Many views have also been expressed by various stakeholders, especially the PAGE and lately, Datuk Seri Wong Chun Wai, to emphasise more on the English language, to enable our children to be competitive in this globalised world.

Mutual trust, neighbourhood security, transparency and efficiency in the delivery system and public accountability should prevail in a society that treasures meritocracy much more than ethnicity.

A desirable society values diversity in religion, custom and belief that are part and parcel of a multi-racial community. It is also a nation where the leaders lead by example and walk the talk of the 1Malaysia concept in their daily lives, and not only when the general election is around the corner.

The proverb “behind every successful man there is a woman” depicts the importance of a wife to the father and the children. Her role in a family is further highlighted in “home sweet home”, “home is where the heart is” and “the hands that cradle the cot rock the world”.

The father and children of such a home are the MOST blessed souls in the world when there is a wise and diplomatic wife at the household. Her words are soothing in times of weariness and refreshing when one wakes up on the wrong side of the bed.

They could turn to her for words of advice or for second opinions.
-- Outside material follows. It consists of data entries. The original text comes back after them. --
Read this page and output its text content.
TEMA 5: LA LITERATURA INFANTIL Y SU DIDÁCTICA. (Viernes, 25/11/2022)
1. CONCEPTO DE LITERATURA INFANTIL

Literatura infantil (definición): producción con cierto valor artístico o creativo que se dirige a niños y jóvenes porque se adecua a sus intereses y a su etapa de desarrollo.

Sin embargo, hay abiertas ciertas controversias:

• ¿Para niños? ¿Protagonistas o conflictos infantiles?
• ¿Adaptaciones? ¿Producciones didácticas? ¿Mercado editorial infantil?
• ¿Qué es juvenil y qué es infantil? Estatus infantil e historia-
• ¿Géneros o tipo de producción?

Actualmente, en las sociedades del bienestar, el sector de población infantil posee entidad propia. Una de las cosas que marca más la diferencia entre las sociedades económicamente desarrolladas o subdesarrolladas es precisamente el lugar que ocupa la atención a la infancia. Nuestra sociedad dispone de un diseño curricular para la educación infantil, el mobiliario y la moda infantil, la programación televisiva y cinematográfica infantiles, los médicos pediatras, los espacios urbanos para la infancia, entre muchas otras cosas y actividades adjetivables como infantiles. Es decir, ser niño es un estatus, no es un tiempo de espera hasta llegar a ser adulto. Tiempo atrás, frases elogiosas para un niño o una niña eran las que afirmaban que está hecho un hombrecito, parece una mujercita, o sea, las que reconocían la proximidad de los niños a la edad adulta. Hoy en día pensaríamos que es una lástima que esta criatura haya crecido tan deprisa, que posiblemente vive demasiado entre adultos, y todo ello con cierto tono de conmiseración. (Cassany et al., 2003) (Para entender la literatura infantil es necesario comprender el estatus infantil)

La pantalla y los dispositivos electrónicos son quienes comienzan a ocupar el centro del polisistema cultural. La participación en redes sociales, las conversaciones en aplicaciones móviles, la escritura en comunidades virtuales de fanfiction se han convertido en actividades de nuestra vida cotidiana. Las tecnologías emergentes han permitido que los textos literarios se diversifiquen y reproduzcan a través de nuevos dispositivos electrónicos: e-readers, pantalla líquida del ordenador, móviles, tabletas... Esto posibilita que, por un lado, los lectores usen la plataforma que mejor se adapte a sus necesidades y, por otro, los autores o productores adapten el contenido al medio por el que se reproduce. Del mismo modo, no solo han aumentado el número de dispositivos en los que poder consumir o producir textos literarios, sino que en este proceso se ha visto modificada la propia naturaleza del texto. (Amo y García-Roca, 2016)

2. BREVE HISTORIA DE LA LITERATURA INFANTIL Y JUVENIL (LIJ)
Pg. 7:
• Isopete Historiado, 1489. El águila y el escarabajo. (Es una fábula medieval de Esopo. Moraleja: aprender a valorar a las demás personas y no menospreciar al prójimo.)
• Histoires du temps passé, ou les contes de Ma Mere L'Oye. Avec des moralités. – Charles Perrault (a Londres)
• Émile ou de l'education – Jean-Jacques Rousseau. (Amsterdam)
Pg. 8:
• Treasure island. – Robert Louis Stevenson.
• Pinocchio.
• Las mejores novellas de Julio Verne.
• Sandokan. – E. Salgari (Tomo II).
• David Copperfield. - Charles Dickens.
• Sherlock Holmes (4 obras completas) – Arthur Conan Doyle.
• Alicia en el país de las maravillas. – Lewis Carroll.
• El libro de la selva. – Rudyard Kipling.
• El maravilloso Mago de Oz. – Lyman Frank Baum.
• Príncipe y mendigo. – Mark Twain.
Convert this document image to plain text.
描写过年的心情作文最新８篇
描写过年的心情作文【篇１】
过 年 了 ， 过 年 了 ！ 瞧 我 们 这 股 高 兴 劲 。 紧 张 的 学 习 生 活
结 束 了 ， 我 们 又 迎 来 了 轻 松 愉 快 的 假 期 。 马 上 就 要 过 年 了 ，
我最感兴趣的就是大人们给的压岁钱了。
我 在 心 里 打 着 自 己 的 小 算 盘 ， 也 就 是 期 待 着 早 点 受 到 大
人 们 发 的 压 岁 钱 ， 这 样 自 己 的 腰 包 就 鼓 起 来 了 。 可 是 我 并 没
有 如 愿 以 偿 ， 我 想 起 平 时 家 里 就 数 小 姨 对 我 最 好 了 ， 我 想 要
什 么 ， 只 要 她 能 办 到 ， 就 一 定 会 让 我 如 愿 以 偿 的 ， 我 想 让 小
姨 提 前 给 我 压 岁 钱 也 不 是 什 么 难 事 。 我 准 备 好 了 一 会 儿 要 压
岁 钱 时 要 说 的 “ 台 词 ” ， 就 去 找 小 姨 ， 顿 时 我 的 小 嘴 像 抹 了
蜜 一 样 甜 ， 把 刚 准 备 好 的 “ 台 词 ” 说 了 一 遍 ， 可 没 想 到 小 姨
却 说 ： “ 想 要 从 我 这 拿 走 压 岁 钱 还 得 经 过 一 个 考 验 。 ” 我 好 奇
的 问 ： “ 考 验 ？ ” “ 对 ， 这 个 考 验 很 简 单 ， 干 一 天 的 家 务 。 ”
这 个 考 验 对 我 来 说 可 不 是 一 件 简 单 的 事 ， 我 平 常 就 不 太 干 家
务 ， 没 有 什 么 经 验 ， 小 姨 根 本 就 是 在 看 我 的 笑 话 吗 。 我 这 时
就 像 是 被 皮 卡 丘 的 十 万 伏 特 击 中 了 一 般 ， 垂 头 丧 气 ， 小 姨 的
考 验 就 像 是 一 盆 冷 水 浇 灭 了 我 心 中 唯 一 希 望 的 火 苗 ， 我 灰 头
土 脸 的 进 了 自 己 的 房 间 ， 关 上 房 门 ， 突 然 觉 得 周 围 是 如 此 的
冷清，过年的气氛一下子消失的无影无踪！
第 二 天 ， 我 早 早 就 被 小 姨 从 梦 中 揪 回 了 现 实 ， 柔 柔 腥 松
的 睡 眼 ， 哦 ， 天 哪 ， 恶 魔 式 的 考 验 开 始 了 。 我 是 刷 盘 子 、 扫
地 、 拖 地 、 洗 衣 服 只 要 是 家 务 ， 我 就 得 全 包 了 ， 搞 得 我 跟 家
Fathers should be treated as the head of households and be allowed to call the final shot if a compromise is difficult to come by. This will set examples for the children to emulate when they have their own families one day.

As the Chinese proverb says, jia he wan shi xing, which literally means that when there is harmony at home, every aspect of our lives will prosper.

That is something that every father wishes to have for himself and family but has always been elusive.

New models after new models have been launched but are often beyond their reach.

The high taxes have put many fathers in the “day-dreaming” gear and hopefully, the 20%-30% reduction in prices over a period of five years as promised by the Government can be shortened to say, two years so that a teacher like me can start saving from now on and be in time to pursue my dream of owning the Toyota Altis to replace the 13-year-old faithful Toyota Unser before the retirement.

Cheers to all fellow fathers on this coming Father’s Day!